L’Afrique de l’ouest en bref à 13H 00 GMT – 09/05/2016 – Côte d’Ivoire, Gambie, Nigeria, Sénégal, Bénin : Simone Gbagbo, procès, Assises, blocus, frontière, énergie, investissement, corruption, sécurité

Côte d’Ivoire – Simone Gbagbo

L’ancienne première dame de Côte d’Ivoire Simone Gbagbo fait face à la cour d’assises ivoiriennes, ce lundi 09 mai 2016. Mme Gbagbo déjà condamnée à est cette fois-ci jugée pour crimes contre l’humanité.
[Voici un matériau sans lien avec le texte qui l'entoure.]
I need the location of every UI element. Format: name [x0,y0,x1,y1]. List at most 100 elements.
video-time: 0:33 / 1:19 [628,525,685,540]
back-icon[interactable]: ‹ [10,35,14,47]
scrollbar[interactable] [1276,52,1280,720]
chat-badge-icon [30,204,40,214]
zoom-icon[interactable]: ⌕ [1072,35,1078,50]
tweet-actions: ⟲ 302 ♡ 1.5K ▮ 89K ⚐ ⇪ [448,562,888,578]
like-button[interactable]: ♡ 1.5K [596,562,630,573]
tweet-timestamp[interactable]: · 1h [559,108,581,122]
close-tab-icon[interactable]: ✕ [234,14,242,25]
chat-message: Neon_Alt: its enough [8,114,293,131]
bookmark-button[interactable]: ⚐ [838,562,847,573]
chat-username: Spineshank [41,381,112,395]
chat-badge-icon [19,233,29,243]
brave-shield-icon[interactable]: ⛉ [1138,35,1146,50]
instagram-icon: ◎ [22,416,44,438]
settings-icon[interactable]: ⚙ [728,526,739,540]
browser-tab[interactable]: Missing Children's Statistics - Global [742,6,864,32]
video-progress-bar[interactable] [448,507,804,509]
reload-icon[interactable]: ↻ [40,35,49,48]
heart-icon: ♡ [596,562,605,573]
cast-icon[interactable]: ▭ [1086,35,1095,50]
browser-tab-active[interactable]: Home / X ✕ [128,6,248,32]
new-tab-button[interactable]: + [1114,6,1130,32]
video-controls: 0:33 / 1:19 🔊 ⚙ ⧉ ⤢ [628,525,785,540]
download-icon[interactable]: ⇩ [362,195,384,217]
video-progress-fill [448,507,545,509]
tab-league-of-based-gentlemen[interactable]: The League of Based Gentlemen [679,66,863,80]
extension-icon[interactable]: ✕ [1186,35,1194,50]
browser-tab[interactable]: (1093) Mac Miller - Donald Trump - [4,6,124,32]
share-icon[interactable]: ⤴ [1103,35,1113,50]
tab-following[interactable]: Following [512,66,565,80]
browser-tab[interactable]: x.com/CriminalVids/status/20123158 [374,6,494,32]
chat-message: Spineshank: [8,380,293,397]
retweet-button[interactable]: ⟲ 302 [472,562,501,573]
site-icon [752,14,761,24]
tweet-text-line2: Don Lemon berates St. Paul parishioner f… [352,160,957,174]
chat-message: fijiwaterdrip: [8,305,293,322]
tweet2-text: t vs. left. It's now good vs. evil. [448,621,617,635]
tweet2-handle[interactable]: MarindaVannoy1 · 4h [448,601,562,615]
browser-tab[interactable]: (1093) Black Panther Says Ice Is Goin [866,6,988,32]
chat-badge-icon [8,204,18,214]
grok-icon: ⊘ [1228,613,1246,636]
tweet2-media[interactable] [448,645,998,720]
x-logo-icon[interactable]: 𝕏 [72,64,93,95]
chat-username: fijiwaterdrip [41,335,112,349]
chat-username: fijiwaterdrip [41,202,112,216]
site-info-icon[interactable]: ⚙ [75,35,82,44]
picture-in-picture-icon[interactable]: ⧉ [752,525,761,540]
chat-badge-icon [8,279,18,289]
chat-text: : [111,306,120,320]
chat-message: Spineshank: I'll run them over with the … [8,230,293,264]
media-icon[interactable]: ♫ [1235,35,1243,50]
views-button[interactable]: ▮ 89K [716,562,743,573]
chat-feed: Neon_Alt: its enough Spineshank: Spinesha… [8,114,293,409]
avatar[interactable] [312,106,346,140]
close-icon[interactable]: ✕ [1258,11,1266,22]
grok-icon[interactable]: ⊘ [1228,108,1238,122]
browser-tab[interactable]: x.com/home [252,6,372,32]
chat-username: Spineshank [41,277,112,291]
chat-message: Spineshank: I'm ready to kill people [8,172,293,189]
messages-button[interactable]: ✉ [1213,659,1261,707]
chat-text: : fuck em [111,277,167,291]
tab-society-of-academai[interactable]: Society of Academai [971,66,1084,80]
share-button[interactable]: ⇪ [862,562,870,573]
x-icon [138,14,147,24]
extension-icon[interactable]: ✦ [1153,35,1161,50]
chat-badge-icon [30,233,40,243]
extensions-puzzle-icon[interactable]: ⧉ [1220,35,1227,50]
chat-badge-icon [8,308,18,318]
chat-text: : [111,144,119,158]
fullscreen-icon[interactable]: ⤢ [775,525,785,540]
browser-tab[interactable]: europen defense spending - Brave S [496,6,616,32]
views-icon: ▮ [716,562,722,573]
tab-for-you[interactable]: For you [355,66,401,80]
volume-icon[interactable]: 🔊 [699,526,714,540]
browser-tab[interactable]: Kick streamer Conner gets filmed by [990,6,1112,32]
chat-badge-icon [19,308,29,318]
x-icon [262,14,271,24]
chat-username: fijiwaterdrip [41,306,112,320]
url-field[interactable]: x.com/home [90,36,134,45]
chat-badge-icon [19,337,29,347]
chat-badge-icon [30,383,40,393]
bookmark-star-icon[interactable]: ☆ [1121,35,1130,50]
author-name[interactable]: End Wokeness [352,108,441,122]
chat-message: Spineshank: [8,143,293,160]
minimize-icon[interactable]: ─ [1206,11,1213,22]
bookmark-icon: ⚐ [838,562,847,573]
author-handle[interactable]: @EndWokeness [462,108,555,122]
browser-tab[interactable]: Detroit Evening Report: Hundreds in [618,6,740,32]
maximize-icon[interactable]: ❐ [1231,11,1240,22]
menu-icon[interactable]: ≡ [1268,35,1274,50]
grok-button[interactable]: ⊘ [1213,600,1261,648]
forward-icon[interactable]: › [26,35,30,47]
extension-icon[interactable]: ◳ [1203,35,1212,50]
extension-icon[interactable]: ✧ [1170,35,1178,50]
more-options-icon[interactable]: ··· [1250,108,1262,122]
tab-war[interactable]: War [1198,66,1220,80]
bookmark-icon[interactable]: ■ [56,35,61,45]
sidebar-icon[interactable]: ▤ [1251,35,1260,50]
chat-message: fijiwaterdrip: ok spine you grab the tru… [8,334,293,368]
En mars 2015 la justice de son pays l’avait condamnée à 20 ans de prison pour « complot contre l’autorité de l’Etat, participation à un mouvement insurrectionnel et troubles à l’ordre public », dans le cadre de la crise postélectorale entre 2010 et 2011. Au même moment, le procès de son mari Laurent Gbagbo reprend aussi au niveau du Tribunal pénal international de la Haye (Pays-Bas).

Gambie – Sénégal – blocus – économique

Le port de Banjul subit une forte baisse de recettes, consécutivement au blocus frontalier entre le Sénégal et la Gambie, selon une source officielle. « De 9 millions de dalasis (120 458 891 francs CFA) par mois au niveau de la Transgambie le chiffre d’affaires est passé maintenant à 2.5 millions de dalasis (33 460 803 francs CFA) par mois, une situation qui est très effrayante puisque nous sommes frappés par ce blocus depuis deux, à trois mois », a expliqué Lamin L. Sanyang, le directeur de la Gambia Ports Authority dans des propos relayés par le quotidien privé sénégalais ‘l’Enquête’.

Bénin – énergie 

Le gouvernement béninois a décaissé 5,2 milliards FCFA pour l’achat de combustibles pour les groupes électrogènes loués par l’Etat béninois, en vue de soulager la peine des Béninois qui subissent depuis peu les affres d’une crise énergétique, selon une annonce faite par M. Pascal Koupaki, ministre d’Etat. Selon lui, il s’agit ici d’une mesure urgente, en attendant la mise en œuvre du vaste programme d’élimination du délestage d’ici la fin de l’année 2016 et celui d’autonomisation énergétique dans deux ans.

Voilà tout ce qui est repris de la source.